兩人一唱一和,仿佛周溢之不買下來,出了這個門,他就是虧的。
雖然知道店鋪老闆和管事的肯定有的賺,但是聯想起那天和茶葉老闆打聽的價格,這價錢可能也大差不差。
周溢之心動了,可現在問題是他囊中羞澀,而不是他不想拿下這間鋪子。所以,在轉了兩圈之後,周溢之抱歉地開口,「我能理解華老闆的難處,但是這價格,我是實在拿不下啊。」
吳管事心中焦急,面上不顯,笑盈盈道:「周公子,這個價格已經別無二家了,若不是華老闆著急著出手,平日裡可是賣不到這個價的。」
沒錢難倒好漢,周溢之不為所動,抱拳道:「實在是不好意思,我得再看看。」
見周溢之執意離開,華老闆焦急起來,而管事的卻一把攔住華老闆,朝他使了個眼色,見華語冷靜下來,這才轉身對著周溢之告別。
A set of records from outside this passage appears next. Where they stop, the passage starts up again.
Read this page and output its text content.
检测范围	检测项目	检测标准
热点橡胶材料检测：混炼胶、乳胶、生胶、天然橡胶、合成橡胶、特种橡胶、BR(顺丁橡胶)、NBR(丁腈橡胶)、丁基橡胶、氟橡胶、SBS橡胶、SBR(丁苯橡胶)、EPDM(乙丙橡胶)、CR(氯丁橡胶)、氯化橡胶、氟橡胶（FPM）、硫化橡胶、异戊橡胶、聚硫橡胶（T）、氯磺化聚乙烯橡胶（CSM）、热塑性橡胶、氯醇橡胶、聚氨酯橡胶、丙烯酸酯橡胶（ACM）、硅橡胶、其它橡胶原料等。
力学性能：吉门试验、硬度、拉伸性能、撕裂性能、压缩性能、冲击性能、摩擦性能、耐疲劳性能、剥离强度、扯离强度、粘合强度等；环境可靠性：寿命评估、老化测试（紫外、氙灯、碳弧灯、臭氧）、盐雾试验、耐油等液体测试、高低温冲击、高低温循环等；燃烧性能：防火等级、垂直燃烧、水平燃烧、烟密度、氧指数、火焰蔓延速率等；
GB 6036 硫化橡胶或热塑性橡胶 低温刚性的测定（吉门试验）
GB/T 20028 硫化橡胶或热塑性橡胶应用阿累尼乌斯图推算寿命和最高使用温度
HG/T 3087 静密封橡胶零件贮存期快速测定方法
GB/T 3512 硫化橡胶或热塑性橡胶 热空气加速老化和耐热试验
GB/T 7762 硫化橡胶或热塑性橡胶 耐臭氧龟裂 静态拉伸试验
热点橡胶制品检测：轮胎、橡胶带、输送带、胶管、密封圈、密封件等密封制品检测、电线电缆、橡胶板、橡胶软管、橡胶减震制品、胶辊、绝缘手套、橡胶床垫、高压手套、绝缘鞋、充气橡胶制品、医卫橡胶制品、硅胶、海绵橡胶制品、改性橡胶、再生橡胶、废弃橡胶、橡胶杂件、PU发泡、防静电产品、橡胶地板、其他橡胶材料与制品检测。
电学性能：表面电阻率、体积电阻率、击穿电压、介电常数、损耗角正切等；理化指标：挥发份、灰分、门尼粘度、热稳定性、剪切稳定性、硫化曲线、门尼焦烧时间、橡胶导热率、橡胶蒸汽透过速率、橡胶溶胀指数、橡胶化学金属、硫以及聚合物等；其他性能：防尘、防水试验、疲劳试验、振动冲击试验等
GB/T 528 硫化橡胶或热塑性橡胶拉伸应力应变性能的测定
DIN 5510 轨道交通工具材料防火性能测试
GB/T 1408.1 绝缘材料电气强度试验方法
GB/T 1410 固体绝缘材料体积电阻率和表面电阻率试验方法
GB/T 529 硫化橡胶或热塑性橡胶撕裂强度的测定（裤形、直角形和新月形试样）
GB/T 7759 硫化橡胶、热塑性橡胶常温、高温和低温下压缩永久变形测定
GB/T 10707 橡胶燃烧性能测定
周溢之一離開,華語的臉色就立刻冷下,他不善地問道:「吳管事,你當初可是承諾我三天內把鋪子以一百五十兩的價格給我賣出去,你現在抬高二十兩,賣不出去怎麼辦?」
吳管事依舊帶笑,眼中閃過精光,「哎,華老闆,你別著急,這人雖穿著不怎麼樣,但是我看他談吐不凡,並且手中還有多餘的宅院出售,他家中肯定有錢,就他這幅模樣的,我可是見多了,不過是想要以退為進,談下更低的價格罷了,你放心,三天內賣不出去,我把你鋪子盤下。」
平日裡,若有人前去牙行買賣房屋,牙行都會談下低價,這樣,賣房子的人得不到心中的價格,而管事的這些牙人也沒有抽成,只有再賣出去,才能得到幾百文的獎勵,這對於兩人來說都得不到好處,所以,他們這才私下裡交易。
華語想賣得高價,而吳管事想賺取更多的中介費。
管事的這樣一番慷慨激昂又斬釘截鐵的話語,讓華語的焦躁平復下來。
兩人又在此商量了一下後續細節,萬事俱備,就等著周溢之再次上門。
……
銀杏街
程小五兢兢業業一下午,此時攤位前沒有什麼客人,而蛋糕也只剩下最後的四小塊。
他用袖子隨意擦了一下額角的細汗,就數起了錢盒裡面的銅板,數著數著臉上就瀰漫上笑意。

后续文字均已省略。